As we head towards the close of this extraordinary year, which has seen our clinical staff work so tirelessly to keep giving their compassionate care, members of our team based at University Hospitals Plymouth NHS Trust share their reflections on these past turbulent months, during which time the hospital’s ‘one big team’ ethos has been tested as never before.
Earlier this year, when the hospital was in the eye of the storm, Specialist Nurses Linzie Collins and Becky Harris were among the St Luke’s staff who joined forces with hospital doctors and nurses on the frontline, looking after seriously ill patients on the COVID red wards. As they stepped up to do this, working flat out, their colleagues at the hospital were also pulling out all the stops to ensure that the terminally ill patients nearing the end of their lives still received the specialist care they required.
Listening to Linzie and Becky talk about their experience then – and how things have been since – with admissions rising again more recently, it is clear that it is not just their expert hands-on care that has made such an important difference, ensuring patients are more comfortable and at ease. It is also the way they have communicated with patients’ families, combining sensitivity and kindness with the clarity that is so necessary to gaining relatives’ understanding of their loved one’s prognosis.
It is this same style of compassionate communication that they have used to help their hospital colleagues feel more confident in having these difficult conversations with patients’ families, including not only newly qualified nurses who suddenly found themselves on the frontline of COVID care, but more experienced staff, too.
Linzi said: “Before joining the team at Derriford I nursed patients at Turnchapel, where having these honest conversations with families happens on a very regular basis. It is never easy but you realise that in being open with them and, in a sensitive way, being clear about what they should expect is actually the kindest thing you can do because it helps prepare them – as much as possible – for what is going to happen. It gives them the opportunity to tell their loved one all that they feel they want to say before that person dies, which helps bring them comfort and more peace of mind.”

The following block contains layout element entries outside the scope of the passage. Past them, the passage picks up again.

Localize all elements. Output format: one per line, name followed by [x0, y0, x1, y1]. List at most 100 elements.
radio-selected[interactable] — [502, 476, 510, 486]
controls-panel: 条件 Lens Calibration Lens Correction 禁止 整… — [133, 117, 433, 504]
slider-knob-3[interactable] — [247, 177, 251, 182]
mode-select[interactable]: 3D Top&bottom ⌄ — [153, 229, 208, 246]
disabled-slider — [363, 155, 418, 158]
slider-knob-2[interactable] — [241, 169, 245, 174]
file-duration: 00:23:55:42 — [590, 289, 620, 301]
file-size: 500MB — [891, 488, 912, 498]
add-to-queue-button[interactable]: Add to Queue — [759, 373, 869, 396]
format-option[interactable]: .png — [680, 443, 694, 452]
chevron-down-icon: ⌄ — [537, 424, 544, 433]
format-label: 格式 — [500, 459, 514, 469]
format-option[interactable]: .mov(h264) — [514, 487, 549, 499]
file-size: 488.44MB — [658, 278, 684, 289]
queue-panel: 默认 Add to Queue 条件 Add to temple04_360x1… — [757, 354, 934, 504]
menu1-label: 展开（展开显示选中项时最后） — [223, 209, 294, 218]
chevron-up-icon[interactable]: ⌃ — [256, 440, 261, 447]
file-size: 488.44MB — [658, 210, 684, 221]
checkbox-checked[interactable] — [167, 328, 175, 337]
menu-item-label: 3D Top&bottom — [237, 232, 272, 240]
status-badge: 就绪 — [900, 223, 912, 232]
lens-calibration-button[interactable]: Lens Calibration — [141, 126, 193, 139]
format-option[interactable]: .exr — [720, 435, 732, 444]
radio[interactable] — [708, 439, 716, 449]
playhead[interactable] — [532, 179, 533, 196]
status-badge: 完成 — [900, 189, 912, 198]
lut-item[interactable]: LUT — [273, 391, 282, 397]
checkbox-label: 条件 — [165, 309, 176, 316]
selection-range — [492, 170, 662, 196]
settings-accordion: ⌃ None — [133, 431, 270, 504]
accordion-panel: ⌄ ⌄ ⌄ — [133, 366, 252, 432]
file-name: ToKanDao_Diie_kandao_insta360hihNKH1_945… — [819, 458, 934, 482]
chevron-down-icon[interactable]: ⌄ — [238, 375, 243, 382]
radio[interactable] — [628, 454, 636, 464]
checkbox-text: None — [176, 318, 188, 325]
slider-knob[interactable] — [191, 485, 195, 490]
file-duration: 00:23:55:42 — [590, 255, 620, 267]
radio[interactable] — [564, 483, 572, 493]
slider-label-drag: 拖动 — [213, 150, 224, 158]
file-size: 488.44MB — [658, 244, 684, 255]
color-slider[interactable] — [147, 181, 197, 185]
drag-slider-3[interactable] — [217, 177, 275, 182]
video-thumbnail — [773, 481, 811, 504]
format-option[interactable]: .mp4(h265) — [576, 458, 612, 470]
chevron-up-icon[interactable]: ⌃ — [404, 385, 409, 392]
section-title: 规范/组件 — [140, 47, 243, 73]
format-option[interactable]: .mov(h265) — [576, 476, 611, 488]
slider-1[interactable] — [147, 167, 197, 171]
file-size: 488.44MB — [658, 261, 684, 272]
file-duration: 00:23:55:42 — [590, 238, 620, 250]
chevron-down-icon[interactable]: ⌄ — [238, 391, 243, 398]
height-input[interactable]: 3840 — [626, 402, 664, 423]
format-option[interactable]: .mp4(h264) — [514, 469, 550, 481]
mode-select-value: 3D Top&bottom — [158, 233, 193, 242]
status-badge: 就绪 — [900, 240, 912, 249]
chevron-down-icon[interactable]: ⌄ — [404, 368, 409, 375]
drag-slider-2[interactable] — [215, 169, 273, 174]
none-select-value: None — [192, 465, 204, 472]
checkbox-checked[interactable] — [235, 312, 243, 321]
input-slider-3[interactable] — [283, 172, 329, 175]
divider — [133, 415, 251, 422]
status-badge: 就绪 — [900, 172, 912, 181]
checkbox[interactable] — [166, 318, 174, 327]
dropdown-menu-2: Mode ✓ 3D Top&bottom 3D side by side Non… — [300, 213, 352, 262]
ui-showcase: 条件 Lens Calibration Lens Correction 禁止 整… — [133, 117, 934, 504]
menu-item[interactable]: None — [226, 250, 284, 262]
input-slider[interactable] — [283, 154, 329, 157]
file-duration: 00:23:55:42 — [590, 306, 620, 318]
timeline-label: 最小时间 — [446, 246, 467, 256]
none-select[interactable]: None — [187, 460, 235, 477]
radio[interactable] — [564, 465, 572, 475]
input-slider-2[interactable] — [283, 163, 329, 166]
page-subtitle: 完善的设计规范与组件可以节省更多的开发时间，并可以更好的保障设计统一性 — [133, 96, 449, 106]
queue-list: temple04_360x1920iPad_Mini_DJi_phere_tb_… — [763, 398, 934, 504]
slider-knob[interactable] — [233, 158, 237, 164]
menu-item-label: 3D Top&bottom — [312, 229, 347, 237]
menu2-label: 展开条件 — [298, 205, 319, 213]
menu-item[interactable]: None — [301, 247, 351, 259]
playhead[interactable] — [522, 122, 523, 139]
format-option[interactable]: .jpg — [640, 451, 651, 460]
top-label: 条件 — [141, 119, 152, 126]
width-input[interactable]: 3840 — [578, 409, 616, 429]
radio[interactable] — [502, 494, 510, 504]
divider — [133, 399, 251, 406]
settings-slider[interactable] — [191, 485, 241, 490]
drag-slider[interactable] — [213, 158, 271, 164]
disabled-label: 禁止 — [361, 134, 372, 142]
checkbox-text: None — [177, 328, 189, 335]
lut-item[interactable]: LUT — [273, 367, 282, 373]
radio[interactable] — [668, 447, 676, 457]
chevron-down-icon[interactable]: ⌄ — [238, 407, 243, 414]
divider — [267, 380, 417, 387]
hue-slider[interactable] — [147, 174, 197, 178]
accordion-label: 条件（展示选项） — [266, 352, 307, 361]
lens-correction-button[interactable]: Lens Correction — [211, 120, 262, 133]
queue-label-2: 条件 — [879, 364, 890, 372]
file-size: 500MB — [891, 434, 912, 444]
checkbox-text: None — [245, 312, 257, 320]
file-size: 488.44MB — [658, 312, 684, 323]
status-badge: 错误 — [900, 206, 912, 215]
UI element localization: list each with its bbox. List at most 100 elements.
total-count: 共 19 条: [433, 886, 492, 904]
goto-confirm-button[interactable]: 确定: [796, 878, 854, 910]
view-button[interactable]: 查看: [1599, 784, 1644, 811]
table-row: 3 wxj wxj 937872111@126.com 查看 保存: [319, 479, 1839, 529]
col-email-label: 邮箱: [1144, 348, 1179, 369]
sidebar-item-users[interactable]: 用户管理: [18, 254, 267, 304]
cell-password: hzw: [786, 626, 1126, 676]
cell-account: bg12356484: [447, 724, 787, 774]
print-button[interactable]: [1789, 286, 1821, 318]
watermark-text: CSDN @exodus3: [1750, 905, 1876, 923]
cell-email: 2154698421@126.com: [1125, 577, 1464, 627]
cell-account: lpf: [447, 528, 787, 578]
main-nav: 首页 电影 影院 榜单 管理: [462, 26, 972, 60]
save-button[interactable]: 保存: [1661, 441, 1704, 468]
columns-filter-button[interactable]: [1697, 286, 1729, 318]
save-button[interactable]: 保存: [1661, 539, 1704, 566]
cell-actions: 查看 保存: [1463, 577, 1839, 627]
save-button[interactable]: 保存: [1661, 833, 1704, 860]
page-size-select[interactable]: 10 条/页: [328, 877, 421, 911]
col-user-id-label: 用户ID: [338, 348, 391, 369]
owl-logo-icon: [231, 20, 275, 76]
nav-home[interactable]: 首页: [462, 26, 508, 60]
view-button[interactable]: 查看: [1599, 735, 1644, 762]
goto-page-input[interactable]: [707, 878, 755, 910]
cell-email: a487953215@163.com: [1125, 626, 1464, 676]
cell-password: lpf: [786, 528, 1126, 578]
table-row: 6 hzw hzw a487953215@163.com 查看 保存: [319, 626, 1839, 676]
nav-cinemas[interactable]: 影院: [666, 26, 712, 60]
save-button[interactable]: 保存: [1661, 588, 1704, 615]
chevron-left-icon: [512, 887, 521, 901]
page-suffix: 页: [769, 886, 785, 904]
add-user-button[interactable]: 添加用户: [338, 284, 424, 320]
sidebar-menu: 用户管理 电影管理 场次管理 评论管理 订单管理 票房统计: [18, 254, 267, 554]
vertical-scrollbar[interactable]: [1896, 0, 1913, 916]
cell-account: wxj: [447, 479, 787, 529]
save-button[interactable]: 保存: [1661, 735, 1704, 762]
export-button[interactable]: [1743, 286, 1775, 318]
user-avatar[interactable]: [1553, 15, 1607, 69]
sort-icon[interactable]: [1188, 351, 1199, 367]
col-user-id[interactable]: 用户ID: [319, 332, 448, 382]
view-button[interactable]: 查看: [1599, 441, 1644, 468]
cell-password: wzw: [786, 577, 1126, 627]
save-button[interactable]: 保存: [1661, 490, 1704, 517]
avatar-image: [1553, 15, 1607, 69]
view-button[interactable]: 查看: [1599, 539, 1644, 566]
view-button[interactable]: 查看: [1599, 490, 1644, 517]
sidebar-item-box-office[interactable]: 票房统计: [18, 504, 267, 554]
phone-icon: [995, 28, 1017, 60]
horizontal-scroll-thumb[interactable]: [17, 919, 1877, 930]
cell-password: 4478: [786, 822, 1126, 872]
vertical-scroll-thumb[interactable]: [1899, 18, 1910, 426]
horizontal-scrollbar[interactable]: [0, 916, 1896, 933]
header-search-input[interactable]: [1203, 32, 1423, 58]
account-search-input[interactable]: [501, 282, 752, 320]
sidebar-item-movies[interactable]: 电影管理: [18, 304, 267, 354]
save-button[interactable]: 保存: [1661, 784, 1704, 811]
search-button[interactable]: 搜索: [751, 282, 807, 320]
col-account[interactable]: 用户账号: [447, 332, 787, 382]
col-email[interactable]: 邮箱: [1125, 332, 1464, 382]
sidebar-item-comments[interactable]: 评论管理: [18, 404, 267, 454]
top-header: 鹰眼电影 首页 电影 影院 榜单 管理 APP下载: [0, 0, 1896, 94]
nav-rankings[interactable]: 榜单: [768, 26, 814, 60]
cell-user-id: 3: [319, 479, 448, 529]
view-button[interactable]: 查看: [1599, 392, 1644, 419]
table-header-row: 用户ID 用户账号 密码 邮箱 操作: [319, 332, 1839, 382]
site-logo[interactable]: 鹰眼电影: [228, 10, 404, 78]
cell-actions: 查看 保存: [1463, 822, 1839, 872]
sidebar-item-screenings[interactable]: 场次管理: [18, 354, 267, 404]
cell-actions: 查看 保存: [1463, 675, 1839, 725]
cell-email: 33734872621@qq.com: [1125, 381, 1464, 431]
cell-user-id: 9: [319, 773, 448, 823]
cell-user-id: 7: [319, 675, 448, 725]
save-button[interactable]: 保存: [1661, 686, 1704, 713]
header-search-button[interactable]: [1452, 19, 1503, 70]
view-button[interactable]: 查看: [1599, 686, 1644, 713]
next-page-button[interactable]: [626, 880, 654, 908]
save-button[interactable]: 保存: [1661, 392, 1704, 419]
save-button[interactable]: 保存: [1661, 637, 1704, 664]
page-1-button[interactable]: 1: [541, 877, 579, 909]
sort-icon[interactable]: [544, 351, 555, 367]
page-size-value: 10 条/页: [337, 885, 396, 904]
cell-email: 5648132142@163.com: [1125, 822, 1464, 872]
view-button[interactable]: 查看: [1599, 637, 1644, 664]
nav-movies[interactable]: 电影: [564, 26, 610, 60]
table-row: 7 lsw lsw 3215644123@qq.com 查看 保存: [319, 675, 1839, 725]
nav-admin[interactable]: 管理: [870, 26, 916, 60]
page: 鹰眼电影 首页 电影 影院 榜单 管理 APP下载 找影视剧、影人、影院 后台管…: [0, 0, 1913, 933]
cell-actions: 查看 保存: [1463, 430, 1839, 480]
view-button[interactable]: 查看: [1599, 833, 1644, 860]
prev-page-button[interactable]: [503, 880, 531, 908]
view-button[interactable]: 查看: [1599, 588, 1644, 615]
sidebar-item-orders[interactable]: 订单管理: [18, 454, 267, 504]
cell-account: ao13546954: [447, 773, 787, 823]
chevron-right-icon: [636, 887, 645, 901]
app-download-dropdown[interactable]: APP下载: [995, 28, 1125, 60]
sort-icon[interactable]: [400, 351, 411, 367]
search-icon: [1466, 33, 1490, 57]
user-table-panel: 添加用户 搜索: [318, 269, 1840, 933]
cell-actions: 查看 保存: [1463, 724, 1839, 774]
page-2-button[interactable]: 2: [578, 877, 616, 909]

Preparing their hospital counterparts to have these open discussions wasn’t the only way Linzie and Becky helped them with communication, though. Recognising that UHP NHS Trust nurses often have difficulty finding the time to make calls to patients’ families, Linzie developed a ‘communication folder’ containing a simple form to record dates, times and brief notes of conversations that took place.. Thanks to the simplicity of the form, it can easily be updated no matter what the time of the day or night the call takes place, even if it’s at 3am.
Linzie said: “Nurses are so busy that they just don’t have time to be hunting around for information. I felt this was something simple I could do to help make things a little easier, with all key details about conversations with family and friends recorded in one central place.
“It was rewarding being able to help in this way to relieve some of the pressure on the hospital team, who have been so brave and are so exhausted, and they welcomed our suggestions and help with this.
“Something that it really brought home to Becky and me is that in working for St Luke’s we have the benefit of time to spend getting to know our patients – it’s all part of our holistic approach. Time is such a precious commodity at the hospital and there are always so many demands on the nurses – they have to prioritise giving clinical care above all else.”
Of course, we can’t mention communication without highlighting how Linzie, Becky and their colleagues had to think ‘outside the box’ to help dying patients – and the loved ones who couldn’t be with them in person because of the pandemic – feel as connected as possible, despite the physical distance between them. Technology had a big part to play here.
Becky said: “I’ll never forget witnessing a Zoom call we facilitated between a patient and his daughter. As you’d expect, she was devastated that she couldn’t be at his side to hold his hand, but she was at least able to tell him over and again how much she loved him. It was heart-breaking to see, but I’m so reassured that she was able to have that conversation with her dad. In time, knowing he heard her say how precious he was to her will – I hope – help heal her memories.”
“Normal grief patterns have been lost in COVID-19 because of how fast things have happened, the restrictions on families visiting their loved one and even funerals having to be done differently, so being able to help – even in small ways – feels very rewarding for us.”
The final word goes to Dr Doug Hooper, Consultant in Palliative Medicine in our team at Derriford. He said: “Although the virus means people have had to stay apart in a way we have never witnessed before, at the hospital we have seen how in another sense it has brought everyone closer together. It is not just our St Luke’s team who have gone over and above but colleagues right across the hospital. While this year has felt exhausting and relentless, we have all learned from each other and are stronger for it.”